It’s apple picking season, and while the dry weather has made the orchards less fruitful for picking, the markets have been full of apples and cider.
Applesauce is one of my favorite ways to use apples, other than sautéing for chia pudding or oatmeal. It’s comfort food, and tastes just as good warm as it does cold straight from the pot or in a cake… and it stores well, which has been a new project for me this year. Canned or frozen, you have save portions to reheat later in the winter when fruit is just not available.

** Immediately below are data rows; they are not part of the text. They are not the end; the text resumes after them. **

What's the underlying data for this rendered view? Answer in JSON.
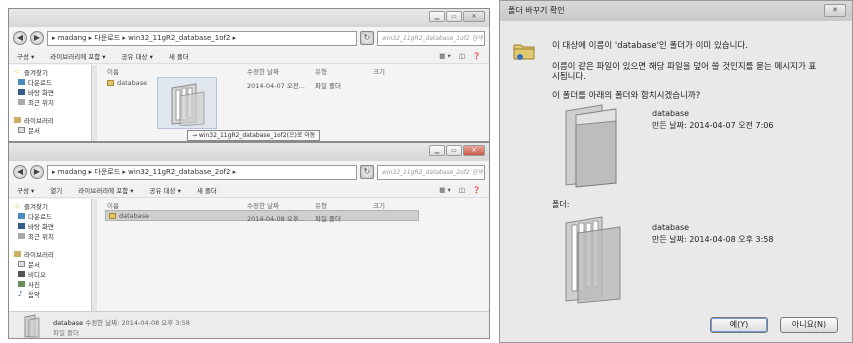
{
  "top_window": {
    "path": "▸ madang ▸ 다운로드 ▸ win32_11gR2_database_1of2 ▸",
    "search_placeholder": "win32_11gR2_database_1of2 검색",
    "toolbar": [
      "구성 ▾",
      "라이브러리에 포함 ▾",
      "공유 대상 ▾",
      "새 폴더"
    ],
    "nav": [
      "즐겨찾기",
      "다운로드",
      "바탕 화면",
      "최근 위치",
      "라이브러리",
      "문서"
    ],
    "columns": [
      "이름",
      "수정한 날짜",
      "유형",
      "크기"
    ],
    "row": {
      "name": "database",
      "date": "2014-04-07 오전...",
      "type": "파일 폴더"
    },
    "drag_tooltip": "→ win32_11gR2_database_1of2(으)로 이동"
  },
  "bottom_window": {
    "path": "▸ madang ▸ 다운로드 ▸ win32_11gR2_database_2of2 ▸",
    "search_placeholder": "win32_11gR2_database_2of2 검색",
    "toolbar": [
      "구성 ▾",
      "열기",
      "라이브러리에 포함 ▾",
      "공유 대상 ▾",
      "새 폴더"
    ],
    "nav": [
      "즐겨찾기",
      "다운로드",
      "바탕 화면",
      "최근 위치",
      "라이브러리",
      "문서",
      "비디오",
      "사진",
      "음악"
    ],
    "columns": [
      "이름",
      "수정한 날짜",
      "유형",
      "크기"
    ],
    "row": {
      "name": "database",
      "date": "2014-04-08 오후...",
      "type": "파일 폴더"
    },
    "status_name": "database",
    "status_date": "수정한 날짜: 2014-04-08 오후 3:58",
    "status_type": "파일 폴더"
  },
  "dialog": {
    "title": "폴더 바꾸기 확인",
    "message1": "이 대상에 이름이 'database'인 폴더가 이미 있습니다.",
    "message2a": "이름이 같은 파일이 있으면 해당 파일을 덮어 쓸 것인지를 묻는 메시지가 표",
    "message2b": "시됩니다.",
    "question": "이 폴더를 아래의 폴더와 합치시겠습니까?",
    "existing_name": "database",
    "existing_date": "만든 날짜: 2014-04-07 오전 7:06",
    "folder_label": "폴더:",
    "new_name": "database",
    "new_date": "만든 날짜: 2014-04-08 오후 3:58",
    "yes": "예(Y)",
    "no": "아니요(N)"
  }
}
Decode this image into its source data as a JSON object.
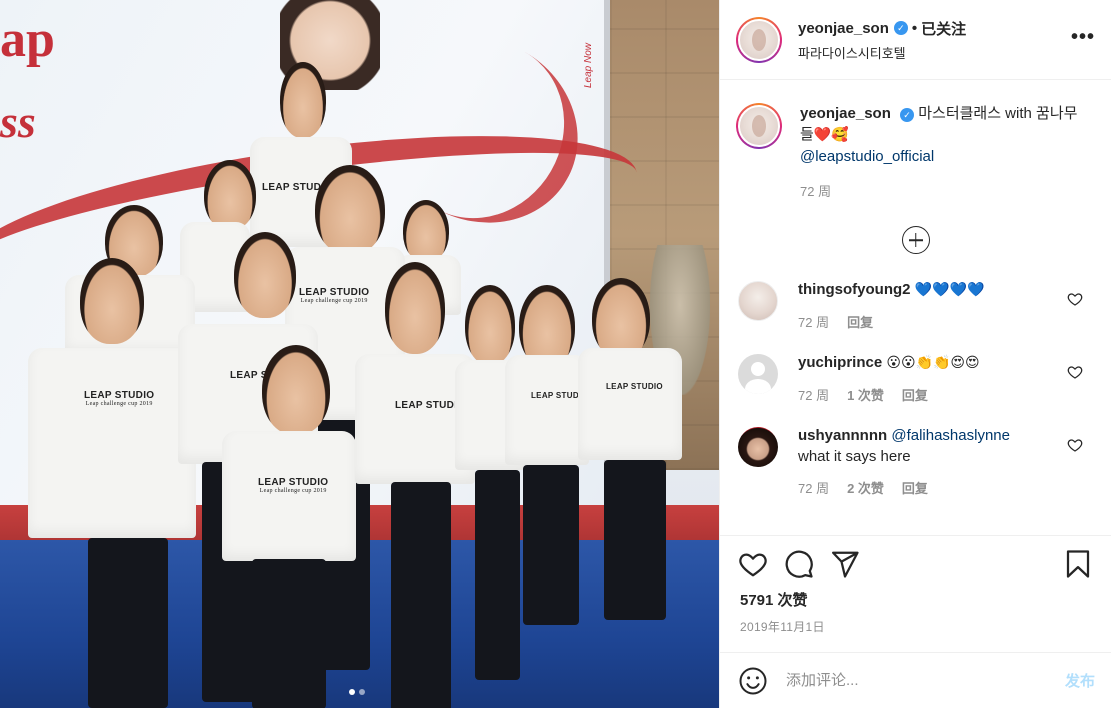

Below is my go-to recipe that does have a long cook time, but is mostly hands off so it works for a cold day inside. To use the whole fruit, the second recipe allows you to use the peels to create a warming drink for the holiday season. Mixed with warm, spiced cider is the perfect way to end an evening in front of the fire.
ingredients – applesauce
15-17 apples, mixed in variety
½ cup apple cider or water
½ vanilla bean (or 2 teaspoons of vanilla extract)
juice of ½ lemon (about 1 tablespoon)
pinch of salt
Preheat your oven to 400 degrees.
Peel, core and cut the apples into quarters, saving the peels for the recipe below. Place the apples, apple cider or water and the vanilla bean if using into a dutch oven or a large heat safe baking dish.
Cover and place in the oven. Bake for 1 hour until the apples break down. Mash with a potato masher, or if you prefer a completely smooth sauce, blend in batches until smooth, remembering that warm foods expand. Add the vanilla extract (if you didn’t use the bean) and lemon juice, and stir to combine.
If you’d like a more concentrated or thicker sauce, bake for another 30 minutes uncovered at 350 degrees. Cool before storing in the refrigerator for up to 1 week.
ingredients – apple vodka
1 liter of your favorite vodka or bourbon
the apple peels of 1 batch of sauce
1/2” fresh ginger, sliced (optional)
2 pieces of clove (optional)
1- 2” cinnamon stick (optional)
In an airtight container like a large Weck or Ball jar, add the apple peels and any of the other aromatics you’d like. Pour in the vodka, creating no air bubbles in the jar. secure the lid and store for 1-2 weeks on the counter.
After that time period, strain the food matter from the vodka and store in a clean container for up to 3 months.